Our entire business model was built for last-minute capacity and rates were always quoted at a premium.We told customers that we didn’t participate in their normal freight, to only call us when they had exhausted all other options. Often, we found customers that were not willing to take a penny per mile increase on an RFP but were willing to pay $2-$3/mile more to get their loads moving. The reason was simple – they had no choice. In their routing guide negotiations, they had beat up their carriers so much for price concessions that they lacked the flexibility to absorb these unpredictable load requests. 

There was never a shortage of opportunities in the market. Most days we couldn’t keep up with the phones. We also had a lot of pushback from the rest of the truckload operations. We would take every truck in the market and then some. But we had a rule internally that we enforced strictly.

We never said no. 

After all, there is never a bad load, just a bad rate.

If we reached the point that we didn’t physically have a truck or driver, we would quote an insane rate hoping the shipper would turn it down. Sometimes, they still said yes and when they did we cleaned up. After all, we were mercenaries.

And who was I to judge whether a rate was fair anyway? Shippers had many different reasons for calling us. Sometimes it was an emergency, other times it was a surge, sometimes it was because a contract carrier had missed the load and it had to go, other times it was because someone screwed up. Regardless of the reason, when they got to us something was wrong, but we never judged. Xpress Direct was the 911 capacity hotline. 

And even the most disciplined and preplanned shippers always ran into disruptions. I recall a major bleach brand telling me over dinner that my service was “interesting,” but not a fit. They told me they had one of the best-running logistics departments in the world and never had issues. Two weeks later the company’s vice president of the supply chain called and requested 100 loads that had to be moved immediately because of a factory issue. It was the end of the quarter and they didn’t have alternatives. Naturally, we charged them $2/mile more than a contract rate on the lane. 

We had other opportunities such as the traffic manager that called on Thanksgiving day and had just been alerted about a marketing special the store was running and he had to get 85  truckloads moved from his Savannah distribution center into stores all over the Southeast before midnight so the merchandise was available for the Black Friday promotion that the marketing department forgot to tell them about. 

The most extreme example was a forwarder out of Chicago that needed to move 110 truckloads across Chicago on New Year’s Eve to another facility 30 miles away. We charged $10,000 per truckload for that.

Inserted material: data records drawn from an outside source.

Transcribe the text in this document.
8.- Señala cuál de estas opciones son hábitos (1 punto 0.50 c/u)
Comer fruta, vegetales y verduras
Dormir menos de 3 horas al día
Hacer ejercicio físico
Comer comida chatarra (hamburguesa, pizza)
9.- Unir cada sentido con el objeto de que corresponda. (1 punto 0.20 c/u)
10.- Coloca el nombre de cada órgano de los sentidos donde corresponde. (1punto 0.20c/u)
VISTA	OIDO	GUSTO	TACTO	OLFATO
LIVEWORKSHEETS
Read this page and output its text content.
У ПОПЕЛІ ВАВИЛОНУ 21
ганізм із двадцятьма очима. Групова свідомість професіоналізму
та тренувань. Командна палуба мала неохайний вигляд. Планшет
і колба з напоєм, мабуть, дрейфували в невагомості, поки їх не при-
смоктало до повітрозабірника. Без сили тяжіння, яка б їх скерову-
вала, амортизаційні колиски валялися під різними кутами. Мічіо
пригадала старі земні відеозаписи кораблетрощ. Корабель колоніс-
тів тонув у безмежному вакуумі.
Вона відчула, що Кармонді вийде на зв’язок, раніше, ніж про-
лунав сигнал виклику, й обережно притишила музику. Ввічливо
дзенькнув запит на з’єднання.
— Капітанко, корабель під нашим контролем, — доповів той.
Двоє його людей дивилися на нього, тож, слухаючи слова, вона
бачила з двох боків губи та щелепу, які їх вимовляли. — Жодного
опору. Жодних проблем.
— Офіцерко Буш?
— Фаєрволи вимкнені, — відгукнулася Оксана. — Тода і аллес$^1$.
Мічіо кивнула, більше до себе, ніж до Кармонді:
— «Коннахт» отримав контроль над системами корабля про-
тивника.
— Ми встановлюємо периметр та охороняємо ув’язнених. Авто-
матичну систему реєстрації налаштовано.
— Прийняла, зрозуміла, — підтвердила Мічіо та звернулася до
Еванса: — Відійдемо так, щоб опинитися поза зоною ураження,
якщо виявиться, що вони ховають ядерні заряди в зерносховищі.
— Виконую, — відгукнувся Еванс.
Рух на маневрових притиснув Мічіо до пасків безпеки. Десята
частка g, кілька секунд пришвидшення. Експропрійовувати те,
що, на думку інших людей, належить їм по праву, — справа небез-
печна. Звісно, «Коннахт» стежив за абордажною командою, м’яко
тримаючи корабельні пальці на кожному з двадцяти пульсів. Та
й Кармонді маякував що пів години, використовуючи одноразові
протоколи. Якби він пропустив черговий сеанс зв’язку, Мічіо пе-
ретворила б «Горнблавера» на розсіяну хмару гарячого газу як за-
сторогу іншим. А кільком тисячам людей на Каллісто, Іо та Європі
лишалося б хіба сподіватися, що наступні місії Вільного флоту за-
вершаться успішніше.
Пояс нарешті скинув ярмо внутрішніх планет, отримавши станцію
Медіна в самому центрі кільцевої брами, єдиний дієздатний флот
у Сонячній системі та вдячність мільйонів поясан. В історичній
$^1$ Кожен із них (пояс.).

We billed more than $1 million for the work, with the vast majority being margin. 

We had water bottlers that would order hundreds of truckloads that needed to be covered. These were loads that had been left by their contract carriers and they needed to move as soon as possible.

Folks that had been in trucking for many years found the whole idea behind an on-demand offering to challenge everything they knew about trucking. How could a shipper that had always been viewed as “super cheap” pay us 2-3x what they paid for normal services? 

I knew something they didn’t, having learned it from the airfreight forwarders. There is always someone that has done such an efficient job of managing the routing guide that they simply have too much freight or something unexpected happens. And when it does, that’s when those same shippers are willing to pay. After all, they have done such an efficient job of trimming costs from their budget that they can pay a huge premium on a single load and it does not impact them.